By age twelve, Vic knew exactly what he wanted. Not national fame. Not a network desk. He wanted to be a sports broadcaster in Denver. “When I was twelve years old, I said, I want to be a sportscaster in Denver,” he said. “That was my goal and my dream.”
That clarity carried him through unpaid internships, side jobs, and early career stops in South Bend, Austin, and Phoenix. He took whatever work he could get, learning the business the hard way, long before social media or instant exposure existed. “I never got paid a cent,” Vic said of his early internships. “But without that, I wouldn’t be in this business.”
In 1998, Vic finally made it home, landing at Channel 4 in Denver. It wasn’t glamorous. Weekend shifts. Long nights. The pressure of knowing his family, friends, and former teachers were watching. “I was scared, to be honest with you,” he said. “Those first couple years, I was ultra nervous.”
For decades, Lombardi became a familiar presence in Denver living rooms, covering the city’s teams as a television sports anchor and later continuing his work at Altitude Sports. He covered championship runs, brutal losses, locker room funerals, and unforgettable moments that defined eras of Colorado sports.

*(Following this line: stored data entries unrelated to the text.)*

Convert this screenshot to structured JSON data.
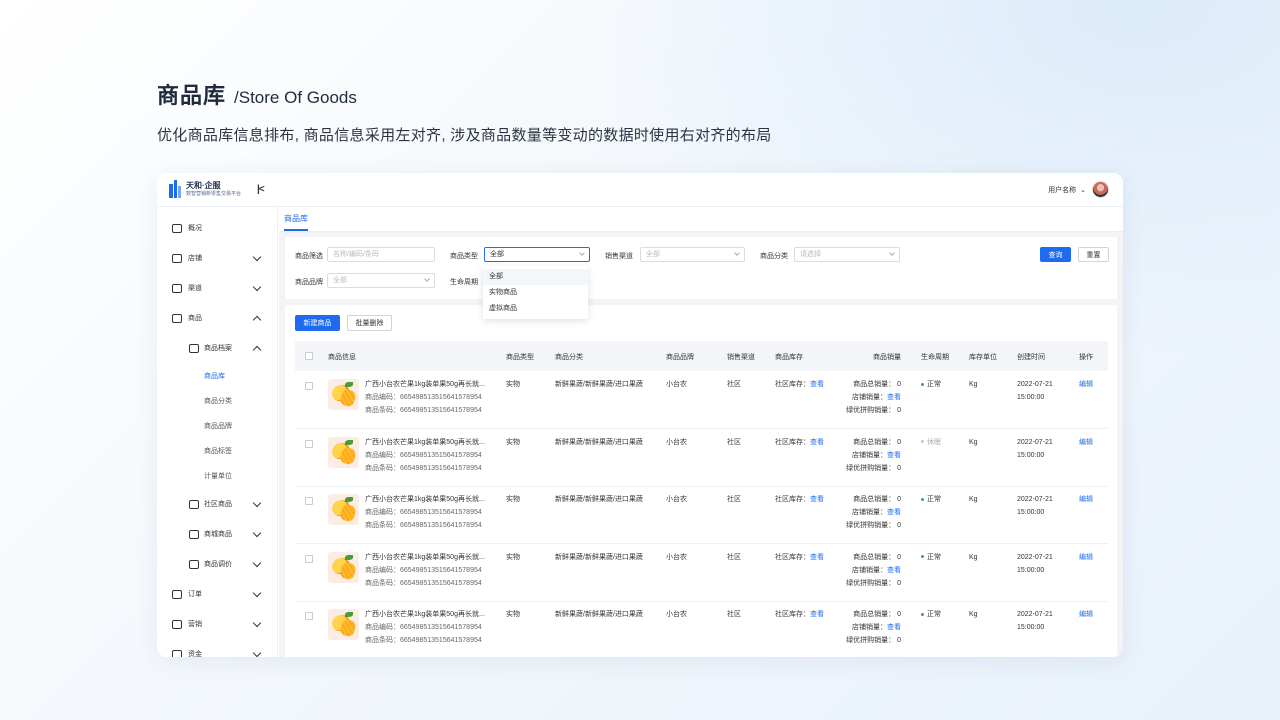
{
  "heading": {
    "title_zh": "商品库",
    "title_en": "/Store Of Goods",
    "description": "优化商品库信息排布, 商品信息采用左对齐, 涉及商品数量等变动的数据时使用右对齐的布局"
  },
  "app": {
    "logo_title": "天和·企服",
    "logo_subtitle": "数智营销新零售交易平台",
    "user_name": "用户名称"
  },
  "sidebar": {
    "items": [
      {
        "label": "概况",
        "icon": "dashboard-icon"
      },
      {
        "label": "店铺",
        "icon": "store-icon"
      },
      {
        "label": "渠道",
        "icon": "channel-icon"
      },
      {
        "label": "商品",
        "icon": "goods-icon"
      },
      {
        "label": "商品档案",
        "icon": "archive-icon"
      },
      {
        "label": "商品库"
      },
      {
        "label": "商品分类"
      },
      {
        "label": "商品品牌"
      },
      {
        "label": "商品标签"
      },
      {
        "label": "计量单位"
      },
      {
        "label": "社区商品",
        "icon": "community-icon"
      },
      {
        "label": "商城商品",
        "icon": "mall-icon"
      },
      {
        "label": "商品调价",
        "icon": "price-icon"
      },
      {
        "label": "订单",
        "icon": "order-icon"
      },
      {
        "label": "营销",
        "icon": "marketing-icon"
      },
      {
        "label": "资金",
        "icon": "funds-icon"
      }
    ]
  },
  "tabs": {
    "active": "商品库"
  },
  "filters": {
    "goods_filter_label": "商品筛选",
    "goods_filter_placeholder": "名称/编码/条码",
    "type_label": "商品类型",
    "type_value": "全部",
    "channel_label": "销售渠道",
    "channel_placeholder": "全部",
    "category_label": "商品分类",
    "category_placeholder": "请选择",
    "brand_label": "商品品牌",
    "brand_placeholder": "全部",
    "lifecycle_label": "生命周期",
    "query_button": "查询",
    "reset_button": "重置",
    "type_options": [
      "全部",
      "实物商品",
      "虚拟商品"
    ]
  },
  "toolbar": {
    "new_button": "新建商品",
    "batch_delete_button": "批量删除"
  },
  "table": {
    "columns": [
      "商品信息",
      "商品类型",
      "商品分类",
      "商品品牌",
      "销售渠道",
      "商品库存",
      "商品销量",
      "生命周期",
      "库存单位",
      "创建时间",
      "操作"
    ],
    "rows": [
      {
        "name": "广西小台农芒果1kg装单果50g再长就...",
        "code": "商品编码：665498513515641578954",
        "barcode": "商品条码：665498513515641578954",
        "type": "实物",
        "category": "新鲜果蔬/新鲜果蔬/进口果蔬",
        "brand": "小台农",
        "channel": "社区",
        "stock_label": "社区库存：",
        "stock_link": "查看",
        "sales_total": "商品总销量： 0",
        "sales_store_label": "店铺销量：",
        "sales_store_link": "查看",
        "sales_group": "绿优拼购销量： 0",
        "lifecycle": "正常",
        "lifecycle_color": "#2bb34a",
        "unit": "Kg",
        "date": "2022-07-21",
        "time": "15:00:00",
        "action": "编辑"
      },
      {
        "name": "广西小台农芒果1kg装单果50g再长就...",
        "code": "商品编码：665498513515641578954",
        "barcode": "商品条码：665498513515641578954",
        "type": "实物",
        "category": "新鲜果蔬/新鲜果蔬/进口果蔬",
        "brand": "小台农",
        "channel": "社区",
        "stock_label": "社区库存：",
        "stock_link": "查看",
        "sales_total": "商品总销量： 0",
        "sales_store_label": "店铺销量：",
        "sales_store_link": "查看",
        "sales_group": "绿优拼购销量： 0",
        "lifecycle": "休眠",
        "lifecycle_color": "#c5c9cf",
        "unit": "Kg",
        "date": "2022-07-21",
        "time": "15:00:00",
        "action": "编辑"
      },
      {
        "name": "广西小台农芒果1kg装单果50g再长就...",
        "code": "商品编码：665498513515641578954",
        "barcode": "商品条码：665498513515641578954",
        "type": "实物",
        "category": "新鲜果蔬/新鲜果蔬/进口果蔬",
        "brand": "小台农",
        "channel": "社区",
        "stock_label": "社区库存：",
        "stock_link": "查看",
        "sales_total": "商品总销量： 0",
        "sales_store_label": "店铺销量：",
        "sales_store_link": "查看",
        "sales_group": "绿优拼购销量： 0",
        "lifecycle": "正常",
        "lifecycle_color": "#2bb34a",
        "unit": "Kg",
        "date": "2022-07-21",
        "time": "15:00:00",
        "action": "编辑"
      },
      {
        "name": "广西小台农芒果1kg装单果50g再长就...",
        "code": "商品编码：665498513515641578954",
        "barcode": "商品条码：665498513515641578954",
        "type": "实物",
        "category": "新鲜果蔬/新鲜果蔬/进口果蔬",
        "brand": "小台农",
        "channel": "社区",
        "stock_label": "社区库存：",
        "stock_link": "查看",
        "sales_total": "商品总销量： 0",
        "sales_store_label": "店铺销量：",
        "sales_store_link": "查看",
        "sales_group": "绿优拼购销量： 0",
        "lifecycle": "正常",
        "lifecycle_color": "#2bb34a",
        "unit": "Kg",
        "date": "2022-07-21",
        "time": "15:00:00",
        "action": "编辑"
      },
      {
        "name": "广西小台农芒果1kg装单果50g再长就...",
        "code": "商品编码：665498513515641578954",
        "barcode": "商品条码：665498513515641578954",
        "type": "实物",
        "category": "新鲜果蔬/新鲜果蔬/进口果蔬",
        "brand": "小台农",
        "channel": "社区",
        "stock_label": "社区库存：",
        "stock_link": "查看",
        "sales_total": "商品总销量： 0",
        "sales_store_label": "店铺销量：",
        "sales_store_link": "查看",
        "sales_group": "绿优拼购销量： 0",
        "lifecycle": "正常",
        "lifecycle_color": "#2bb34a",
        "unit": "Kg",
        "date": "2022-07-21",
        "time": "15:00:00",
        "action": "编辑"
      }
    ]
  },
  "colors": {
    "primary": "#1e6bf0",
    "status_normal": "#2bb34a",
    "status_dormant": "#c5c9cf"
  }
}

On the I’m From Denver Podcast, Vic reflects honestly on how working in sports media changes you. The innocence of fandom fades. Objectivity matters. Over time, you stop rooting blindly for teams and start rooting for the truth of the story. “The moment I stop criticizing your team,” Vic said, “is the moment you should stop listening to me.”
The conversation also turns personal. Vic talks about Denver itself, the neighborhoods he grew up in, and how fast the city has changed. North Denver. Five Points. Places that now carry new names and new identities. For those who grew up here, the relabeling can feel like history being rewritten. “You’re changing my history,” Vic said. “That’s my hood.”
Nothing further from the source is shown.